The key is that SLOs need to be set collaboratively. Engineering can’t unilaterally declare that a service needs five-nines availability if the business context doesn’t warrant it. Product can’t insist on shipping features if the platform health indicators are in the red. The SLO is the contract between them.
Making It Practical
If you want to try this reframe in your own organisation, here’s what I’d suggest.
Start with the systems that matter most. Pick three to five services that directly affect customers or revenue. Define SLOs for each: availability, latency, error rate. Keep it simple initially.
Make the health visible. Build a dashboard that shows current status against SLOs. Red, amber, green. Put it somewhere that product managers and engineering leads can both see it. The visibility alone changes behaviour.
Agree on the response. When a service drops below its SLO threshold, that’s not a request. It’s a commitment. The team has pre-agreed that platform health work takes priority when indicators breach a certain level. This removes the quarterly negotiation entirely.
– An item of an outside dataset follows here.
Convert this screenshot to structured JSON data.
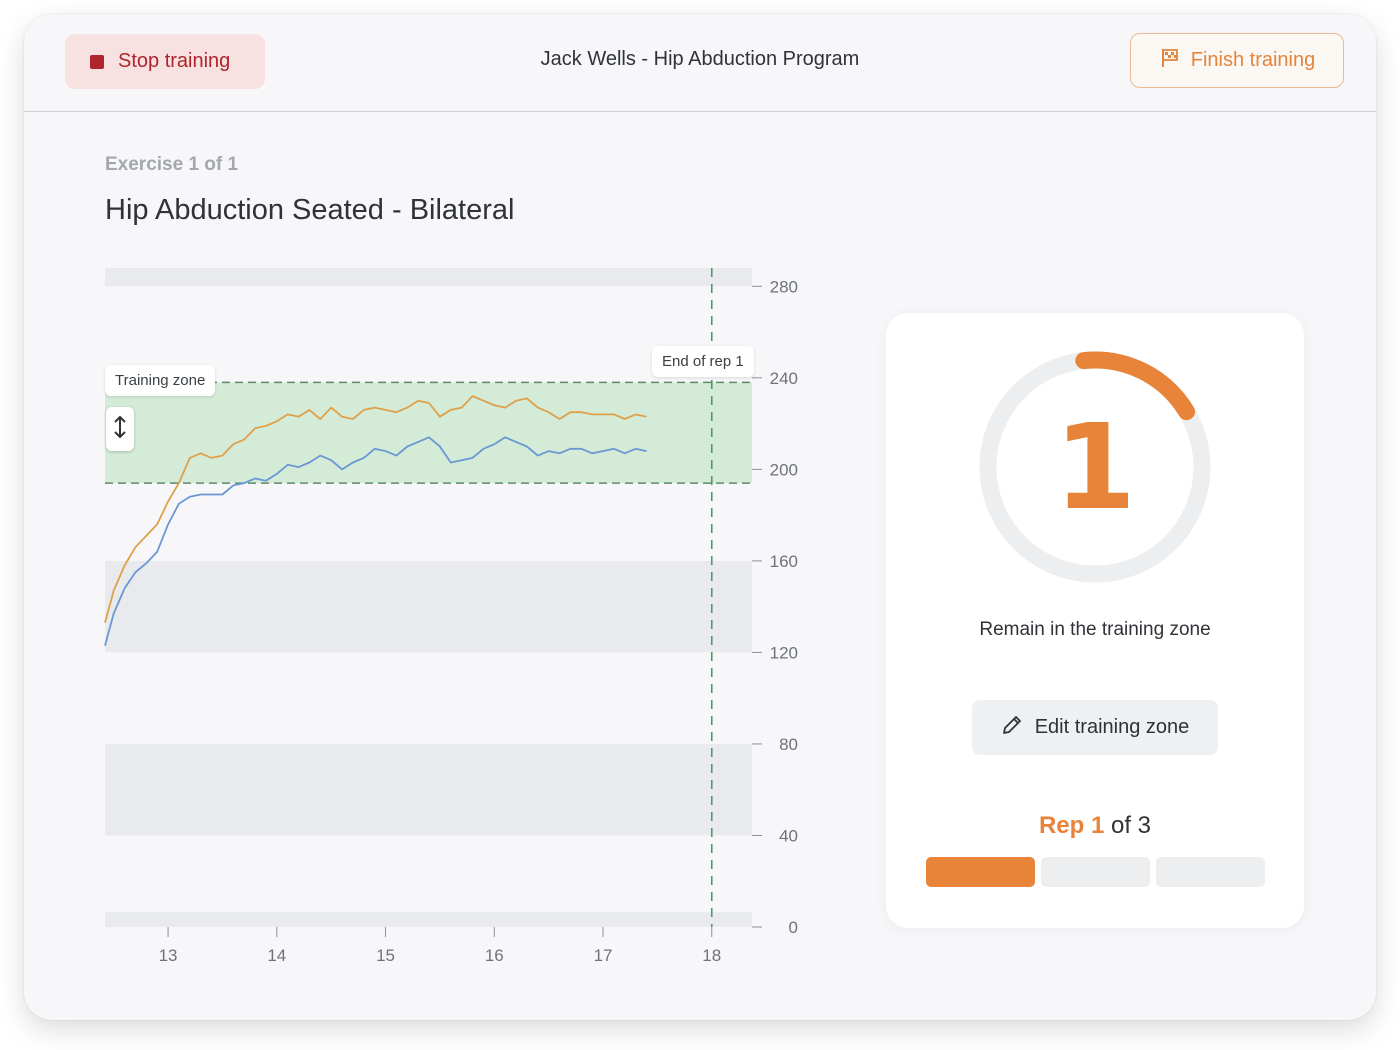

Track and report on health over time. Show the trend. Celebrate when a service moves from amber to green. This builds the muscle of treating platform health as a continuous discipline rather than an occasional fire drill.
The Cultural Shift
The most significant change isn’t in the process. It’s in how people talk about their work. Engineers stop framing improvements as “paying down debt” and start framing them as “improving platform health.” That might sound like a subtle difference, but it changes the emotional register of the conversation from apologetic to proactive.
Product teams stop seeing engineering maintenance as lost velocity and start seeing it as part of how you sustainably deliver velocity. When the platform is healthy, you ship faster and with fewer surprises. When it’s not, everything slows down. That’s an argument product intuitively understands.
The phrase “technical debt” will probably never go away. But in my experience, the teams that find a better shared language for the tension between building new things and maintaining existing ones are the teams that consistently deliver well over the long term.
It starts with retiring a metaphor that has outlived its usefulness and replacing it with one that invites everyone into the conversation.